Exogenous proline can largely improve transcript levels of the genes involved in polyamine synthesis (A–C) and catabolism (D) in PvP5CS RNAi transgenic plants under 350 mM NaCl salt stress. Switchgrass UBQ1 was used as the reference for normalization. Data are mean values of three biological repeat, and significance of treatments was tested at the P < 0.05 level (one way ANOVA, Dunnett's test).

Figure 9

Schematic illustration of a working model depicting the relationship between proline and polyamine in wild type, PvP5CS OE and RNAi transgenic plants under control and salt stress conditions.

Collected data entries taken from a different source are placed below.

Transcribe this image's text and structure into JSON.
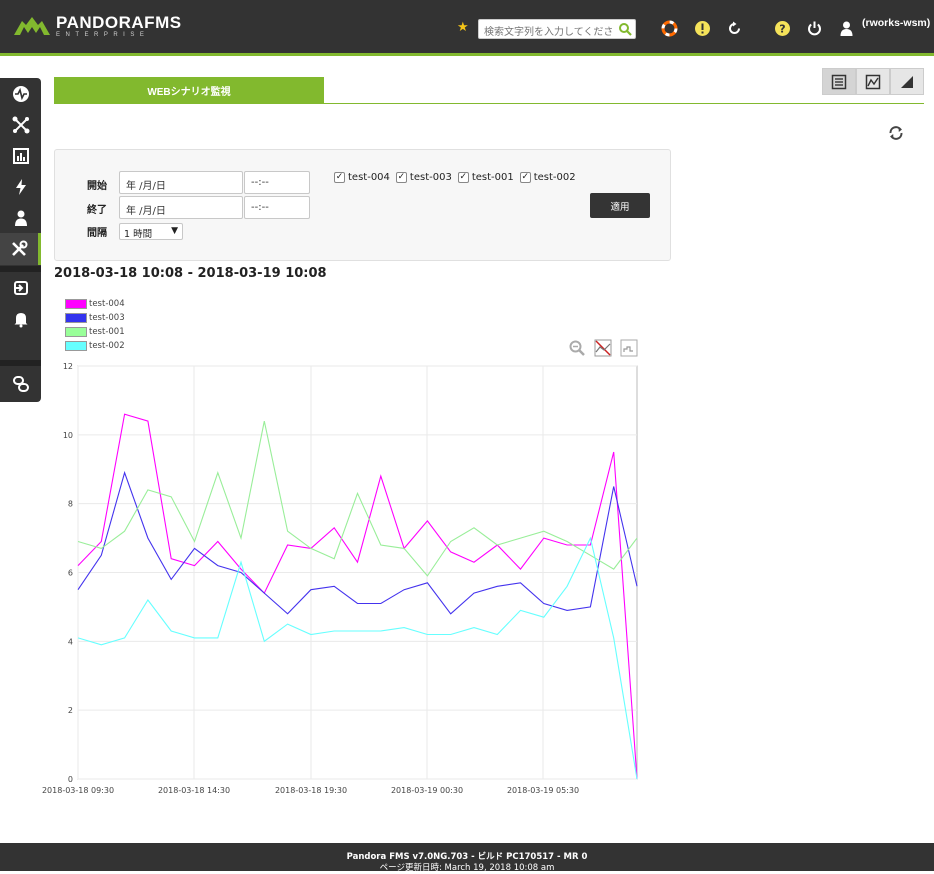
{
  "header": {
    "logo_main": "PANDORAFMS",
    "logo_sub": "ENTERPRISE",
    "search_placeholder": "検索文字列を入力してくださ",
    "user": "(rworks-wsm)"
  },
  "tabs": {
    "active_label": "WEBシナリオ監視"
  },
  "filter": {
    "start_label": "開始",
    "end_label": "終了",
    "interval_label": "間隔",
    "start_date": "年 /月/日",
    "start_time": "--:--",
    "end_date": "年 /月/日",
    "end_time": "--:--",
    "interval_value": "1 時間",
    "checkboxes": [
      {
        "label": "test-004",
        "checked": true
      },
      {
        "label": "test-003",
        "checked": true
      },
      {
        "label": "test-001",
        "checked": true
      },
      {
        "label": "test-002",
        "checked": true
      }
    ],
    "apply_label": "適用"
  },
  "range_title": "2018-03-18 10:08 - 2018-03-19 10:08",
  "footer": {
    "version": "Pandora FMS v7.0NG.703 - ビルド PC170517 - MR 0",
    "updated": "ページ更新日時: March 19, 2018 10:08 am"
  },
  "chart_data": {
    "type": "line",
    "ylim": [
      0,
      12
    ],
    "y_ticks": [
      0,
      2,
      4,
      6,
      8,
      10,
      12
    ],
    "x_tick_labels": [
      "2018-03-18 09:30",
      "2018-03-18 14:30",
      "2018-03-18 19:30",
      "2018-03-19 00:30",
      "2018-03-19 05:30"
    ],
    "x_points": 24,
    "grid": true,
    "legend_position": "top-left",
    "series": [
      {
        "name": "test-004",
        "color": "#ff00ff",
        "values": [
          6.2,
          6.9,
          10.6,
          10.4,
          6.4,
          6.2,
          6.9,
          6.1,
          5.4,
          6.8,
          6.7,
          7.3,
          6.3,
          8.8,
          6.7,
          7.5,
          6.6,
          6.3,
          6.8,
          6.1,
          7.0,
          6.8,
          6.8,
          9.5,
          0.0
        ]
      },
      {
        "name": "test-003",
        "color": "#4433ee",
        "values": [
          5.5,
          6.5,
          8.9,
          7.0,
          5.8,
          6.7,
          6.2,
          6.0,
          5.4,
          4.8,
          5.5,
          5.6,
          5.1,
          5.1,
          5.5,
          5.7,
          4.8,
          5.4,
          5.6,
          5.7,
          5.1,
          4.9,
          5.0,
          8.5,
          5.6
        ]
      },
      {
        "name": "test-001",
        "color": "#99ee99",
        "values": [
          6.9,
          6.7,
          7.2,
          8.4,
          8.2,
          6.9,
          8.9,
          7.0,
          10.4,
          7.2,
          6.7,
          6.4,
          8.3,
          6.8,
          6.7,
          5.9,
          6.9,
          7.3,
          6.8,
          7.0,
          7.2,
          6.9,
          6.5,
          6.1,
          7.0
        ]
      },
      {
        "name": "test-002",
        "color": "#66ffff",
        "values": [
          4.1,
          3.9,
          4.1,
          5.2,
          4.3,
          4.1,
          4.1,
          6.3,
          4.0,
          4.5,
          4.2,
          4.3,
          4.3,
          4.3,
          4.4,
          4.2,
          4.2,
          4.4,
          4.2,
          4.9,
          4.7,
          5.6,
          7.0,
          4.1,
          0.0
        ]
      }
    ]
  }
}
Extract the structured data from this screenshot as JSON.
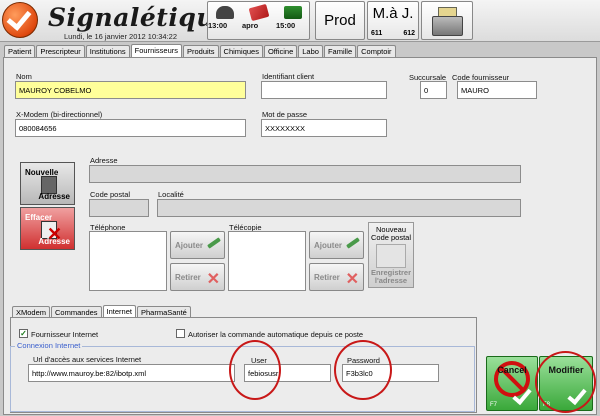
{
  "header": {
    "title": "Signalétiques",
    "date": "Lundi, le 16 janvier 2012 10:34:22",
    "schedule": [
      {
        "label": "13:00",
        "icon": "phone-icon"
      },
      {
        "label": "apro",
        "icon": "pill-icon"
      },
      {
        "label": "15:00",
        "icon": "truck-icon"
      }
    ],
    "prod_label": "Prod",
    "maj": {
      "label": "M.à J.",
      "count1": "611",
      "count2": "612"
    },
    "register_icon": "cash-register-icon"
  },
  "tabs": [
    "Patient",
    "Prescripteur",
    "Institutions",
    "Fournisseurs",
    "Produits",
    "Chimiques",
    "Officine",
    "Labo",
    "Famille",
    "Comptoir"
  ],
  "active_tab": "Fournisseurs",
  "form": {
    "nom_label": "Nom",
    "nom_value": "MAUROY COBELMO",
    "identifiant_label": "Identifiant client",
    "identifiant_value": "",
    "succursale_label": "Succursale",
    "succursale_value": "0",
    "code_fournisseur_label": "Code fournisseur",
    "code_fournisseur_value": "MAURO",
    "xmodem_label": "X-Modem (bi-directionnel)",
    "xmodem_value": "080084656",
    "password_label": "Mot de passe",
    "password_value": "XXXXXXXX",
    "adresse_label": "Adresse",
    "code_postal_label": "Code postal",
    "localite_label": "Localité",
    "telephone_label": "Téléphone",
    "telecopie_label": "Télécopie"
  },
  "buttons": {
    "nouvelle_line1": "Nouvelle",
    "nouvelle_line2": "Adresse",
    "effacer_line1": "Effacer",
    "effacer_line2": "Adresse",
    "ajouter": "Ajouter",
    "retirer": "Retirer",
    "nouveau_code_postal": "Nouveau Code postal",
    "enregistrer_adresse": "Enregistrer l'adresse",
    "cancel": "Cancel",
    "cancel_key": "F7",
    "modifier": "Modifier",
    "modifier_key": "F8"
  },
  "subtabs": [
    "XModem",
    "Commandes",
    "Internet",
    "PharmaSanté"
  ],
  "active_subtab": "Internet",
  "internet": {
    "fournisseur_internet_label": "Fournisseur Internet",
    "fournisseur_internet_checked": true,
    "auto_commande_label": "Autoriser la commande automatique depuis ce poste",
    "auto_commande_checked": false,
    "group_label": "Connexion Internet",
    "url_label": "Url d'accès aux services Internet",
    "url_value": "http://www.mauroy.be:82/ibotp.xml",
    "user_label": "User",
    "user_value": "febiosusr",
    "password_label": "Password",
    "password_value": "F3b3lc0"
  },
  "colors": {
    "highlight": "#ffff9a",
    "annotation_red": "#c81818",
    "action_green": "#3aa83a"
  }
}
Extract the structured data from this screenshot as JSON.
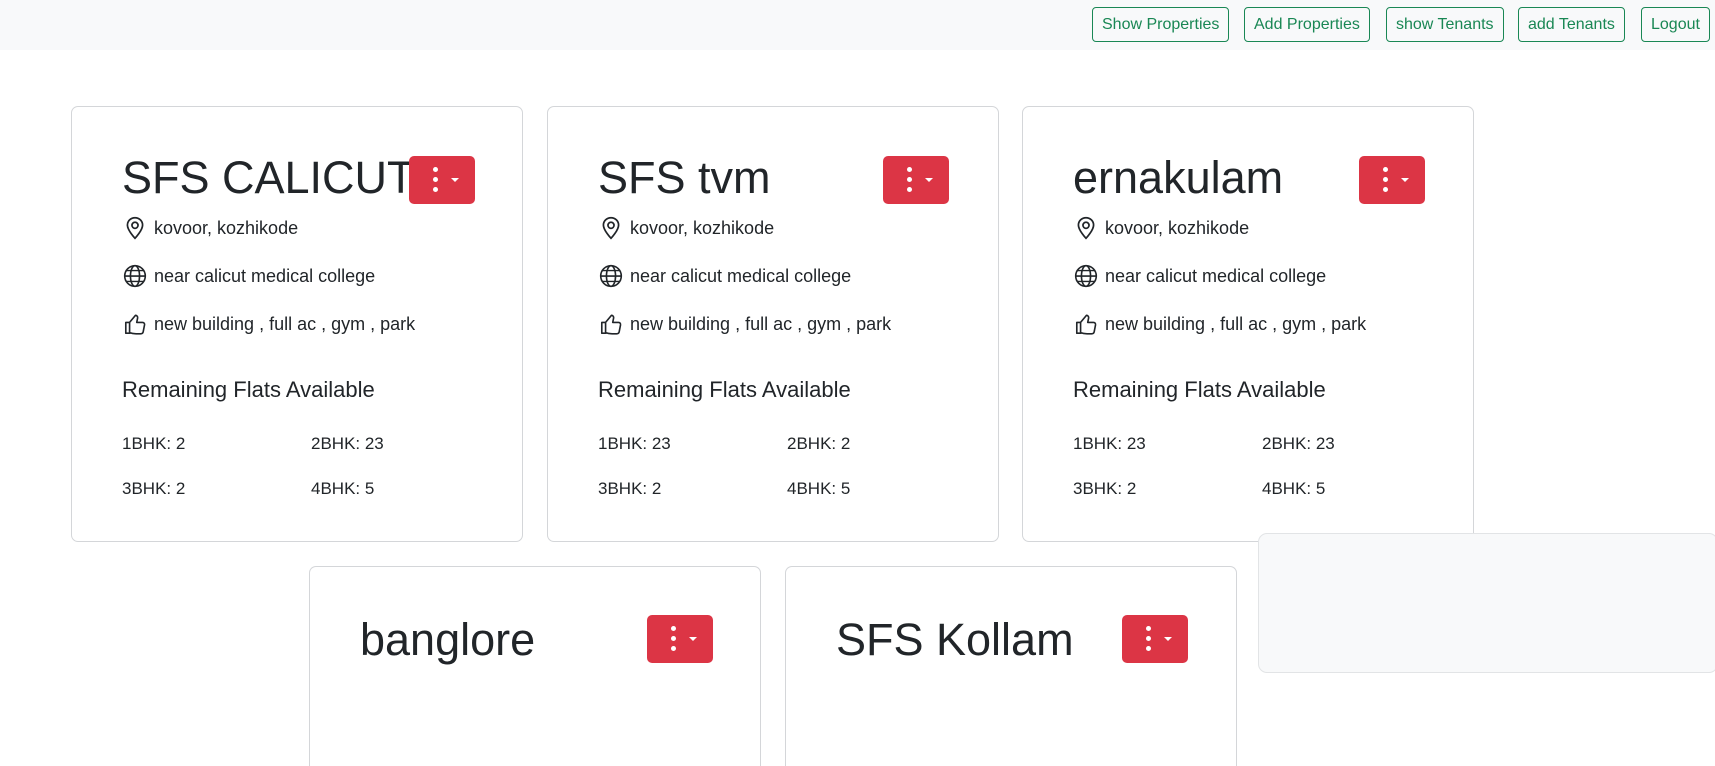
{
  "nav": {
    "show_properties": "Show Properties",
    "add_properties": "Add Properties",
    "show_tenants": "show Tenants",
    "add_tenants": "add Tenants",
    "logout": "Logout"
  },
  "labels": {
    "remaining": "Remaining Flats Available"
  },
  "properties": [
    {
      "title": "SFS CALICUT",
      "location": "kovoor, kozhikode",
      "landmark": "near calicut medical college",
      "features": "new building , full ac , gym , park",
      "flats": [
        "1BHK: 2",
        "2BHK: 23",
        "3BHK: 2",
        "4BHK: 5"
      ]
    },
    {
      "title": "SFS tvm",
      "location": "kovoor, kozhikode",
      "landmark": "near calicut medical college",
      "features": "new building , full ac , gym , park",
      "flats": [
        "1BHK: 23",
        "2BHK: 2",
        "3BHK: 2",
        "4BHK: 5"
      ]
    },
    {
      "title": "ernakulam",
      "location": "kovoor, kozhikode",
      "landmark": "near calicut medical college",
      "features": "new building , full ac , gym , park",
      "flats": [
        "1BHK: 23",
        "2BHK: 23",
        "3BHK: 2",
        "4BHK: 5"
      ]
    },
    {
      "title": "banglore"
    },
    {
      "title": "SFS Kollam"
    }
  ],
  "colors": {
    "nav_accent": "#198754",
    "menu_button": "#dc3545"
  },
  "icons": {
    "location": "geo-alt-icon",
    "landmark": "globe-icon",
    "features": "thumbs-up-icon",
    "menu": "kebab-menu-icon"
  }
}
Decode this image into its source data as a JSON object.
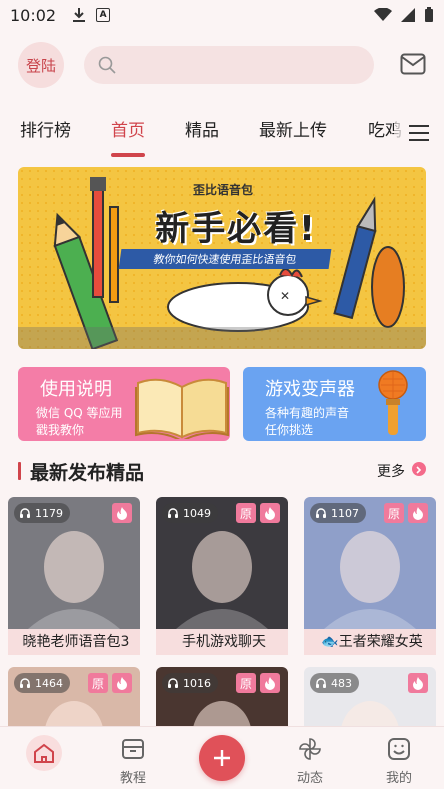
{
  "status_bar": {
    "time": "10:02"
  },
  "header": {
    "login_label": "登陆",
    "search_placeholder": ""
  },
  "tabs": [
    "排行榜",
    "首页",
    "精品",
    "最新上传",
    "吃鸡"
  ],
  "active_tab": "首页",
  "banner": {
    "subtitle": "歪比语音包",
    "title": "新手必看!",
    "strip": "教你如何快速使用歪比语音包"
  },
  "cards": [
    {
      "title": "使用说明",
      "desc": [
        "微信 QQ 等应用",
        "戳我教你"
      ],
      "icon": "book-icon"
    },
    {
      "title": "游戏变声器",
      "desc": [
        "各种有趣的声音",
        "任你挑选"
      ],
      "icon": "microphone-icon"
    }
  ],
  "section": {
    "title": "最新发布精品",
    "more": "更多"
  },
  "items": [
    {
      "count": "1179",
      "caption": "晓艳老师语音包3",
      "original": false,
      "hot": true,
      "bg": "#7a7a80"
    },
    {
      "count": "1049",
      "caption": "手机游戏聊天",
      "original": true,
      "original_label": "原",
      "hot": true,
      "bg": "#3c3a3f"
    },
    {
      "count": "1107",
      "caption": "🐟王者荣耀女英",
      "original": true,
      "original_label": "原",
      "hot": true,
      "bg": "#8f9fc9"
    },
    {
      "count": "1464",
      "caption": "",
      "original": true,
      "original_label": "原",
      "hot": true,
      "bg": "#d9b8a8"
    },
    {
      "count": "1016",
      "caption": "",
      "original": true,
      "original_label": "原",
      "hot": true,
      "bg": "#4a3630"
    },
    {
      "count": "483",
      "caption": "",
      "original": false,
      "hot": true,
      "bg": "#e8e8ec"
    }
  ],
  "bottom_nav": [
    {
      "label": "",
      "icon": "home-icon",
      "active": true
    },
    {
      "label": "教程",
      "icon": "box-icon"
    },
    {
      "label": "",
      "icon": "plus-icon"
    },
    {
      "label": "动态",
      "icon": "pinwheel-icon"
    },
    {
      "label": "我的",
      "icon": "smiley-icon"
    }
  ],
  "colors": {
    "accent": "#d0444b",
    "pink_card": "#f47da7",
    "blue_card": "#6aa3f1",
    "banner": "#f4c542"
  }
}
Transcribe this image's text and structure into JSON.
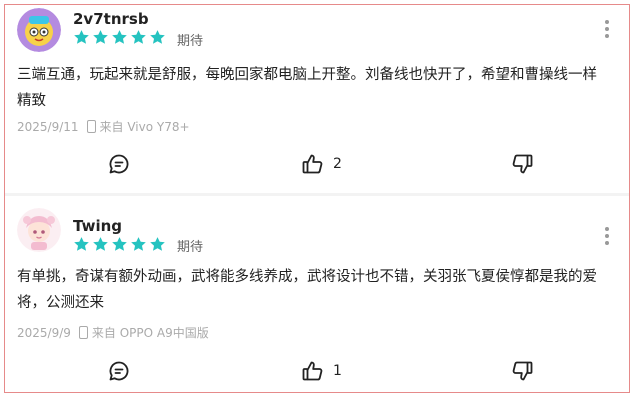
{
  "colors": {
    "star": "#25c3c0",
    "border": "#e68a8a",
    "meta": "#aaaaaa"
  },
  "icons": [
    "avatar",
    "star-icon",
    "more-icon",
    "phone-icon",
    "comment-icon",
    "thumbs-up-icon",
    "thumbs-down-icon"
  ],
  "reviews": [
    {
      "username": "2v7tnrsb",
      "rating": 5,
      "tag": "期待",
      "content_line1": "三端互通，玩起来就是舒服，每晚回家都电脑上开整。刘备线也快开了，希望和曹操线一样",
      "content_line2": "精致",
      "date": "2025/9/11",
      "device": "来自 Vivo Y78+",
      "likes": "2"
    },
    {
      "username": "Twing",
      "rating": 5,
      "tag": "期待",
      "content_line1": "有单挑，奇谋有额外动画，武将能多线养成，武将设计也不错，关羽张飞夏侯惇都是我的爱",
      "content_line2": "将，公测还来",
      "date": "2025/9/9",
      "device": "来自 OPPO A9中国版",
      "likes": "1"
    }
  ]
}
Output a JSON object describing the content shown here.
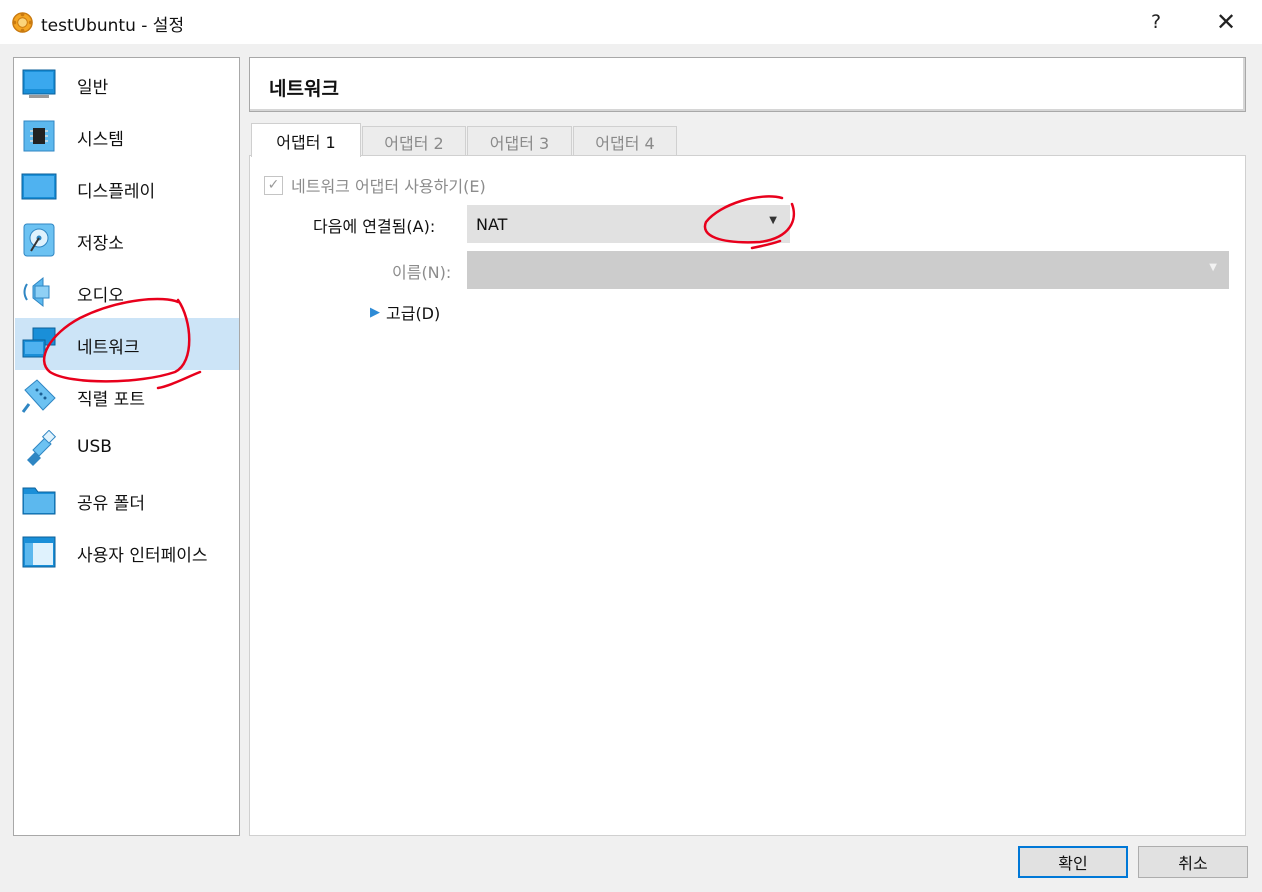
{
  "window": {
    "title": "testUbuntu - 설정",
    "help": "?",
    "close": "✕"
  },
  "sidebar": {
    "items": [
      {
        "label": "일반",
        "icon": "general-icon"
      },
      {
        "label": "시스템",
        "icon": "system-chip-icon"
      },
      {
        "label": "디스플레이",
        "icon": "display-monitor-icon"
      },
      {
        "label": "저장소",
        "icon": "storage-disk-icon"
      },
      {
        "label": "오디오",
        "icon": "audio-speaker-icon"
      },
      {
        "label": "네트워크",
        "icon": "network-icon"
      },
      {
        "label": "직렬 포트",
        "icon": "serial-port-icon"
      },
      {
        "label": "USB",
        "icon": "usb-icon"
      },
      {
        "label": "공유 폴더",
        "icon": "shared-folder-icon"
      },
      {
        "label": "사용자 인터페이스",
        "icon": "user-interface-icon"
      }
    ],
    "selected": "네트워크"
  },
  "header": {
    "title": "네트워크"
  },
  "tabs": [
    {
      "label": "어댑터 1",
      "active": true
    },
    {
      "label": "어댑터 2",
      "active": false
    },
    {
      "label": "어댑터 3",
      "active": false
    },
    {
      "label": "어댑터 4",
      "active": false
    }
  ],
  "form": {
    "enable_label": "네트워크 어댑터 사용하기(E)",
    "enable_checked": true,
    "attached_label": "다음에 연결됨(A):",
    "attached_value": "NAT",
    "name_label": "이름(N):",
    "name_value": "",
    "advanced_label": "고급(D)"
  },
  "buttons": {
    "ok": "확인",
    "cancel": "취소"
  },
  "colors": {
    "accent": "#0078d7",
    "selection": "#cce4f7",
    "annotation": "#e8001c"
  }
}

In summary, proline metabolism is in cooperation with polyamines metabolism in switchgrass. If switchgrass has enough proline to confer salt stress, ornithine could be as substrate involved in PAs biosynthesis. However, under less proline accumulation to improve the salt tolerance of switchgrass, ornithine will be used as a precursor entering the pathway of proline synthesis. Altogether, proline and polyamine metabolism cooperated to improve salt tolerance in switchgrass.